Reputation: 95880
I want to remove all the whitespace i..e tabs/spaces/newline chars.
T = {xmlelement,"presence",
[{"xml:lang","en"}],
[{xmlcdata,<<"\n">>},
{xmlelement,"priority",[],
[{xmlcdata,<<"5">>}]},
{xmlcdata,<<"\n">>},
{xmlelement,"c",
[{"xmlns",
"http://jabber.org/protocol/caps"},
{"node","http://psi-im.org/caps"},
{"ver","0.12.1"},
{"ext","cs ep-notify html"}],
[]},
{xmlcdata,<<"\n">>}]}.
I tried the following, but it does not work:
trim_whitespace(Input) ->
re:replace(Input, "(\r\n)*", "").
Upvotes: 1
Views: 5863
Reputation: 3344
re:replace is tricky, something to keep in mind:
Eshell V5.9.3.1 (abort with ^G)
1> re:replace("0 1 2 3 4 5 6 7 8 9", " ", "", [global, {return, list}]).
"0123456789"
2> re:replace("0 1 2 3 4 5 6 7 8 9", " ", "", [{return, list}]).
"01 2 3 4 5 6 7 8 9"
3> re:replace("0 1 2 3 4 5 6 7 8 9", " ", "").

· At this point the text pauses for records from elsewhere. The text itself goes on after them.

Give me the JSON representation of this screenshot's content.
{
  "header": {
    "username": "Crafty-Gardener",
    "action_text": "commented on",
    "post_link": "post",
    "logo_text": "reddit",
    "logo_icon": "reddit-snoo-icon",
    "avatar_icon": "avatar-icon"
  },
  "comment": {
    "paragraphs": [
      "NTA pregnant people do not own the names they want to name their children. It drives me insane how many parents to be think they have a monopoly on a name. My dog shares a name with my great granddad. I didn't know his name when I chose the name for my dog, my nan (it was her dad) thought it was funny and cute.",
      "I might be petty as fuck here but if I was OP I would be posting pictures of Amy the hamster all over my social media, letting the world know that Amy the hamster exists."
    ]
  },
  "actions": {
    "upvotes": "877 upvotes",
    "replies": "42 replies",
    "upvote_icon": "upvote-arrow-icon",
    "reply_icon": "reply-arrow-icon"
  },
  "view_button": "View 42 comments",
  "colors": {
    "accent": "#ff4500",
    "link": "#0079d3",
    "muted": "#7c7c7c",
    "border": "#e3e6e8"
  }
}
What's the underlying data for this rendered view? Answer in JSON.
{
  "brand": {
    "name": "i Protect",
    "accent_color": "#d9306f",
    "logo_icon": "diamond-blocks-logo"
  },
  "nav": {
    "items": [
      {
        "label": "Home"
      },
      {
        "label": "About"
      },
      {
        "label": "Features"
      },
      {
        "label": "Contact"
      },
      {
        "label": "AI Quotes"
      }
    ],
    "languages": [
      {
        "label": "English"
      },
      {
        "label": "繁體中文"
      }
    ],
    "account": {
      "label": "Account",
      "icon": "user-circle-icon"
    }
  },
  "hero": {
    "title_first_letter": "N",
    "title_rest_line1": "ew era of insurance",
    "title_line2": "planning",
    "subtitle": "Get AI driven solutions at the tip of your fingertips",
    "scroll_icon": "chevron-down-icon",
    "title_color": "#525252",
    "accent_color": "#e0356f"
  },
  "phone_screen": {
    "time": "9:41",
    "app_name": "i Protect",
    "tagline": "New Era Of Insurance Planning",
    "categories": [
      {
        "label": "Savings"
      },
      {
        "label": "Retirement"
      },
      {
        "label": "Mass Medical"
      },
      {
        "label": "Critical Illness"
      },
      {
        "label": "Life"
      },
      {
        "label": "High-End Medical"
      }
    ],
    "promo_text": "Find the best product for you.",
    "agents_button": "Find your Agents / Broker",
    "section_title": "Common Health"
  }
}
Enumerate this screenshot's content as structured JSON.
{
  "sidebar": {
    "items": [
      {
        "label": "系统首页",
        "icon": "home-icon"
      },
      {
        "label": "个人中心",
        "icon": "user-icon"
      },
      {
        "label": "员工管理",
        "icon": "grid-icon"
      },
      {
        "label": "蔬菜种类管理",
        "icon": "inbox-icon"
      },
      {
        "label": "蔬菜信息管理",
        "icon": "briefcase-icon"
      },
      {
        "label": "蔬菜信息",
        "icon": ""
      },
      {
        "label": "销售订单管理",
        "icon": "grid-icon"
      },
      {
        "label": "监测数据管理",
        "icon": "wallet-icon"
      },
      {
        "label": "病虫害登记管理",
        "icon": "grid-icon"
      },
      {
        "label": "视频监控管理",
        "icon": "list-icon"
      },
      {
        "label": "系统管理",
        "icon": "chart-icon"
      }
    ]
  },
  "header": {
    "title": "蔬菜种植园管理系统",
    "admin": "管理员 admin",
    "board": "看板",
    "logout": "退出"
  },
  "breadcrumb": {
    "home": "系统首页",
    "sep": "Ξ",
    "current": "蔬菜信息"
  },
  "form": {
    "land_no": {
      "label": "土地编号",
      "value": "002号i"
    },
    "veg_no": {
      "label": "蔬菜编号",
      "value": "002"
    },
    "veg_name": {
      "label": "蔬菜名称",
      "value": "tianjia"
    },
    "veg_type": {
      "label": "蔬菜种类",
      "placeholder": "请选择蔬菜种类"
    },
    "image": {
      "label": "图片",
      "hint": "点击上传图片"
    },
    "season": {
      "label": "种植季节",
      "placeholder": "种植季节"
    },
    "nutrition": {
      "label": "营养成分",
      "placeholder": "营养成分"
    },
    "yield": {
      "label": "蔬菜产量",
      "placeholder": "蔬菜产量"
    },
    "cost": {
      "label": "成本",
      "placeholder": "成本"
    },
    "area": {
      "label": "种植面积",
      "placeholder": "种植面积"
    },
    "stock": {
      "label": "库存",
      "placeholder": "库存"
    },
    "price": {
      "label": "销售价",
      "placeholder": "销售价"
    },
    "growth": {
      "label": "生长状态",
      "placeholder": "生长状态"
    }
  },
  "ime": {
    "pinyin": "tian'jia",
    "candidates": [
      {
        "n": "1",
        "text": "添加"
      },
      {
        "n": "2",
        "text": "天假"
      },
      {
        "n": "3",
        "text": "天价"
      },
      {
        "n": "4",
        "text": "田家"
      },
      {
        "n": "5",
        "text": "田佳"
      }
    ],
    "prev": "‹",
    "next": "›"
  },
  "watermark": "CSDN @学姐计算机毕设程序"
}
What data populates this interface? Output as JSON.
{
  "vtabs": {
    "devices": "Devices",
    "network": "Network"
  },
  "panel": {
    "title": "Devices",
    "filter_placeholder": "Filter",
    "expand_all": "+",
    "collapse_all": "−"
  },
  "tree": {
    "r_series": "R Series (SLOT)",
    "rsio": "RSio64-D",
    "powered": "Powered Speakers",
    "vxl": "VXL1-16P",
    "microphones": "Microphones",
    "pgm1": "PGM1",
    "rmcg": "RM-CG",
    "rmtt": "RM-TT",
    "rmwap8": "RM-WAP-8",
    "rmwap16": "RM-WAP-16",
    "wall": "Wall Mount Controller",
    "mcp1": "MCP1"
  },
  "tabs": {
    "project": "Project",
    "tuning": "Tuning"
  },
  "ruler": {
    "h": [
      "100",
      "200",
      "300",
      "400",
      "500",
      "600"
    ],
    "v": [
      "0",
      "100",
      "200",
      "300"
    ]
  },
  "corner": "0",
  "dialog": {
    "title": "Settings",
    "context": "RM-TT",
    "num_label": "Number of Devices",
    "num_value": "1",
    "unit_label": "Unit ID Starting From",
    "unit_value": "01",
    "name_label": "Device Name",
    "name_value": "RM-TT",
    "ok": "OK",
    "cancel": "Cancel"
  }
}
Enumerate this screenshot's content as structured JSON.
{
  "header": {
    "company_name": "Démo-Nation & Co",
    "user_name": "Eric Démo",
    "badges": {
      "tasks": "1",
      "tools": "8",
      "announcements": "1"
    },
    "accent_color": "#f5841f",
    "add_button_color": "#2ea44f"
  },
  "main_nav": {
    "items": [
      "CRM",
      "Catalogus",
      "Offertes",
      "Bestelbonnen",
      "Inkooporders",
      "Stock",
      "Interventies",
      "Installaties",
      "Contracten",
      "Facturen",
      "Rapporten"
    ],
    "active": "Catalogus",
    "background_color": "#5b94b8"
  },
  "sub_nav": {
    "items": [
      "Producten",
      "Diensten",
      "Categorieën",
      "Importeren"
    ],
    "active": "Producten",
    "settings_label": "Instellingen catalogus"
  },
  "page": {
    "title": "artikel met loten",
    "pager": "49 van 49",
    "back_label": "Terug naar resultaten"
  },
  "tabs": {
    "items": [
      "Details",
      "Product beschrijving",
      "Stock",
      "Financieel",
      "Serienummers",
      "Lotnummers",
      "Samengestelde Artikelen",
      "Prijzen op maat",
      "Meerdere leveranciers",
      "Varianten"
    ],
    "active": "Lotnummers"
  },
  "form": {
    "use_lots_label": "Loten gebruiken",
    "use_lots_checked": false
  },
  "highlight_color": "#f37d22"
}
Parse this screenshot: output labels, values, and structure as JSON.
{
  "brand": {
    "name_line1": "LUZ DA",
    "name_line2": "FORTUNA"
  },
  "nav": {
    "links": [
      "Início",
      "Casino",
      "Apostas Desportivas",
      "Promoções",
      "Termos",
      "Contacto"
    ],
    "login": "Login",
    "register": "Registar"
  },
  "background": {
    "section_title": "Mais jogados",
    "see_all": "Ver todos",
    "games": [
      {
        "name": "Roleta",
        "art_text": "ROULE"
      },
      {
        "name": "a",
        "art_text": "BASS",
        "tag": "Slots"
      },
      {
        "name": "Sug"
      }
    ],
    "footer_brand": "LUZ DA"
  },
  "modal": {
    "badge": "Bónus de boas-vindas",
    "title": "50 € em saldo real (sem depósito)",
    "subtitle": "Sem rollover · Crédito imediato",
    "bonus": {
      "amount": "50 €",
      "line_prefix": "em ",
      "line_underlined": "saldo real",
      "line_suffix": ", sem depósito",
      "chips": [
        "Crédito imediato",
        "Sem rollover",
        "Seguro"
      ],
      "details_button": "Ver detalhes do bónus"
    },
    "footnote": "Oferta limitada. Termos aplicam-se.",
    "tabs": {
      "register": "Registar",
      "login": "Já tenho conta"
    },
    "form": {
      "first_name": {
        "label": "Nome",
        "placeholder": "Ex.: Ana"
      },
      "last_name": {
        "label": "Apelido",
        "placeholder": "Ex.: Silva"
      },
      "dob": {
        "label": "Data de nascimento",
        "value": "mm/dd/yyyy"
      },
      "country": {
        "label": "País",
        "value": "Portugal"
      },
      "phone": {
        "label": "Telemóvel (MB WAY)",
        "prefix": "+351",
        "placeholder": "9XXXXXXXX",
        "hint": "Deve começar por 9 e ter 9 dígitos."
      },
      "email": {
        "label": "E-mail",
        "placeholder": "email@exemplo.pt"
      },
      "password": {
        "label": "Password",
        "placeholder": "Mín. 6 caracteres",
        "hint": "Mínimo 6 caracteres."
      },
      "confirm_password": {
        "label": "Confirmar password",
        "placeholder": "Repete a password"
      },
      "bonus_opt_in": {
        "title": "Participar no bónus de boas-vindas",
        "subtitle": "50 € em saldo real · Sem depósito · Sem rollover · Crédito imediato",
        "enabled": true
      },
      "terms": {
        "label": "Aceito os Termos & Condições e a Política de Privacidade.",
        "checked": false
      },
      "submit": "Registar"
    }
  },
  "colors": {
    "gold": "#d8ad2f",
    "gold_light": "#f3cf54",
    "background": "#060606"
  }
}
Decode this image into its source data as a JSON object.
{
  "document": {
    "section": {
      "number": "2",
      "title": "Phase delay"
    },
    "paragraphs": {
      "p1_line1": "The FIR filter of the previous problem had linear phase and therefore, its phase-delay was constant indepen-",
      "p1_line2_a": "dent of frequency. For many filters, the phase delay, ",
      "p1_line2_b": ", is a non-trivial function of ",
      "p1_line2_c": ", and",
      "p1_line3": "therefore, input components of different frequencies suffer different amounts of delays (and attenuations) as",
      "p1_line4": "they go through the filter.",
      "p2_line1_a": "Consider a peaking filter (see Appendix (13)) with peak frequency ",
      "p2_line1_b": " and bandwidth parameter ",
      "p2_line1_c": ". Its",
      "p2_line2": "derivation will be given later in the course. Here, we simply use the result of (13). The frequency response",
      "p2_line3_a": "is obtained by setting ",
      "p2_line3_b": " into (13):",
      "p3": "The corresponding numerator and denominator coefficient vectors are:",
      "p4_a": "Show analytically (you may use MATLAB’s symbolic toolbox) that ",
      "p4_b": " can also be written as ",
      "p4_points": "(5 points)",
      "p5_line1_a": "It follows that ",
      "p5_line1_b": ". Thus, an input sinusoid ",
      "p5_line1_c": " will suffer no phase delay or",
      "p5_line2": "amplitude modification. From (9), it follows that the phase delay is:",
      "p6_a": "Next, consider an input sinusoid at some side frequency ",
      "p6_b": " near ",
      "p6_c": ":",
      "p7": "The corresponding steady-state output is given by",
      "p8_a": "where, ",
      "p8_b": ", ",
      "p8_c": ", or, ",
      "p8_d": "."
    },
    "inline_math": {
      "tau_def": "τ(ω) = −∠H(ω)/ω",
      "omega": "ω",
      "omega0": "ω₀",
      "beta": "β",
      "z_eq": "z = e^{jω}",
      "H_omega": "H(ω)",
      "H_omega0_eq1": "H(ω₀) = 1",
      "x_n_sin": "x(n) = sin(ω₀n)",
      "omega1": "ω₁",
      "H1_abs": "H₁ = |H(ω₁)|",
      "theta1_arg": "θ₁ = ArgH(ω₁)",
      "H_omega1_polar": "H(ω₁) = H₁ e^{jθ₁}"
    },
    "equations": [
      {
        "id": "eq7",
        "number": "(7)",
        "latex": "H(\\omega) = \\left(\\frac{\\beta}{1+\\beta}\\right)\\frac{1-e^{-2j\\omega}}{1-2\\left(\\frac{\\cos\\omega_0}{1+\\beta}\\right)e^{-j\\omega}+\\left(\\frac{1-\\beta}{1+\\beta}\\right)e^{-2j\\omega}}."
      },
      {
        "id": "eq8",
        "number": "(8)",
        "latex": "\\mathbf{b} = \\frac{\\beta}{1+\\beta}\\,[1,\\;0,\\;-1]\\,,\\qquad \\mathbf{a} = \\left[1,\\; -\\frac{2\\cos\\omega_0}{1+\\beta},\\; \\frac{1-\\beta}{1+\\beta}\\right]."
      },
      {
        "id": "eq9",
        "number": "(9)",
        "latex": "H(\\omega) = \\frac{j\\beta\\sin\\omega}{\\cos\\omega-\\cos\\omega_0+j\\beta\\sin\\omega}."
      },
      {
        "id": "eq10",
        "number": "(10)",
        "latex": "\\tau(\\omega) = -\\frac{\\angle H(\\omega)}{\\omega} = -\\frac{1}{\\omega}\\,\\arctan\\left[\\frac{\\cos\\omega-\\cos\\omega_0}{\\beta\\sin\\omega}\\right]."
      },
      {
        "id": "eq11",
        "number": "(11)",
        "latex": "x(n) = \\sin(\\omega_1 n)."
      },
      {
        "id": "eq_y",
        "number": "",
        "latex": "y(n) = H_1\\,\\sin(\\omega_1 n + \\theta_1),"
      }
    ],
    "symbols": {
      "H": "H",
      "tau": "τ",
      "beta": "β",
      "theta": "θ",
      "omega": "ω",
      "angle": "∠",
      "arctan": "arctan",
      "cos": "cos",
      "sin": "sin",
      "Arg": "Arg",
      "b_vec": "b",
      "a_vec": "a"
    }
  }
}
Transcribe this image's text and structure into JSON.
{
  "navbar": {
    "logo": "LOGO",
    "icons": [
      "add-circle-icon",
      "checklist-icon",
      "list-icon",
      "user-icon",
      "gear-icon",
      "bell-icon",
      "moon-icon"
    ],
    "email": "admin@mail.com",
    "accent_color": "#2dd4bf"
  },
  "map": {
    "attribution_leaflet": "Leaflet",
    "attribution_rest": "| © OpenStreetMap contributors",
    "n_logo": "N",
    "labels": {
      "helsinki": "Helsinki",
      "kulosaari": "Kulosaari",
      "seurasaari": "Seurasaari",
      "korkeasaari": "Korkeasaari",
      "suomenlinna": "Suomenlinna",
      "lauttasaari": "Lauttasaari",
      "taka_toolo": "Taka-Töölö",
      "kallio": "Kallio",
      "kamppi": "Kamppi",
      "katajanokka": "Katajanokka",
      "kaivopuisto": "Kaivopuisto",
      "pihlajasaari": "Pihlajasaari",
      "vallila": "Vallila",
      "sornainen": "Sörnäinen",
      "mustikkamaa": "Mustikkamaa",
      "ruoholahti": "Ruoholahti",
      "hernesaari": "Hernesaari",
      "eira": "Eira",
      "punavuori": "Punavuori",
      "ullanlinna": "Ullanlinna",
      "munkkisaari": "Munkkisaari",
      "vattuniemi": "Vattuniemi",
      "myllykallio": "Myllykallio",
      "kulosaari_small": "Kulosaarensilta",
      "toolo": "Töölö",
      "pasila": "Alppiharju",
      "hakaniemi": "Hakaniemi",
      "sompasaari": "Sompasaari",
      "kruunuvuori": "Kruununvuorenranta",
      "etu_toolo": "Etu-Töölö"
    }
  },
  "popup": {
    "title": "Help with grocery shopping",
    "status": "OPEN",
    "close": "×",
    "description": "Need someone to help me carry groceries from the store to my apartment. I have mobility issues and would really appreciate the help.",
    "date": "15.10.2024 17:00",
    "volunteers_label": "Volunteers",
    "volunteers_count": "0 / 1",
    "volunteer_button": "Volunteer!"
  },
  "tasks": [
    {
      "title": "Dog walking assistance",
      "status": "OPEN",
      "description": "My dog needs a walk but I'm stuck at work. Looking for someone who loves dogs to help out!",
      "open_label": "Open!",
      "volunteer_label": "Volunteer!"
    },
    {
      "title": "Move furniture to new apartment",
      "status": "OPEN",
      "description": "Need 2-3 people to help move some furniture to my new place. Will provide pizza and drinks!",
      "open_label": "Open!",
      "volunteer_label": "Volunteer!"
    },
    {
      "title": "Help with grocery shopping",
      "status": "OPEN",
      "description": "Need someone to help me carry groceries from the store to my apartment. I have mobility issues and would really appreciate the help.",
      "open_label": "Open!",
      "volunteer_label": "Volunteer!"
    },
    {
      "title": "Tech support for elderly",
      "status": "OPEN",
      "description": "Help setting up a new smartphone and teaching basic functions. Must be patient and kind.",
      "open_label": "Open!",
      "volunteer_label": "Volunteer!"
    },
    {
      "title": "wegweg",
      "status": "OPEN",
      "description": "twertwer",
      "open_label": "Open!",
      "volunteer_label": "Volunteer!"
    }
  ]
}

[<<"0">>,[]|<<"1 2 3 4 5 6 7 8 9">>]
Upvotes: 0
Reputation: 2496
I faced the same issue… came here to share my more efficient work:
trim(Subject) ->
{match, [[Trimmed]|_]} = re:run(Subject, "^\\s*([^\\s]*(?:.*[^\\s]+)?)\\s*$",
[{capture, all_but_first, binary}, global, dollar_endonly, unicode, dotall]),
Trimmed.
The idea is very much the same. The regex is just better.
Upvotes: 2
Reputation: 7129
All the whitespace in your question is in cdata sections - why not just filter those out of the tuple?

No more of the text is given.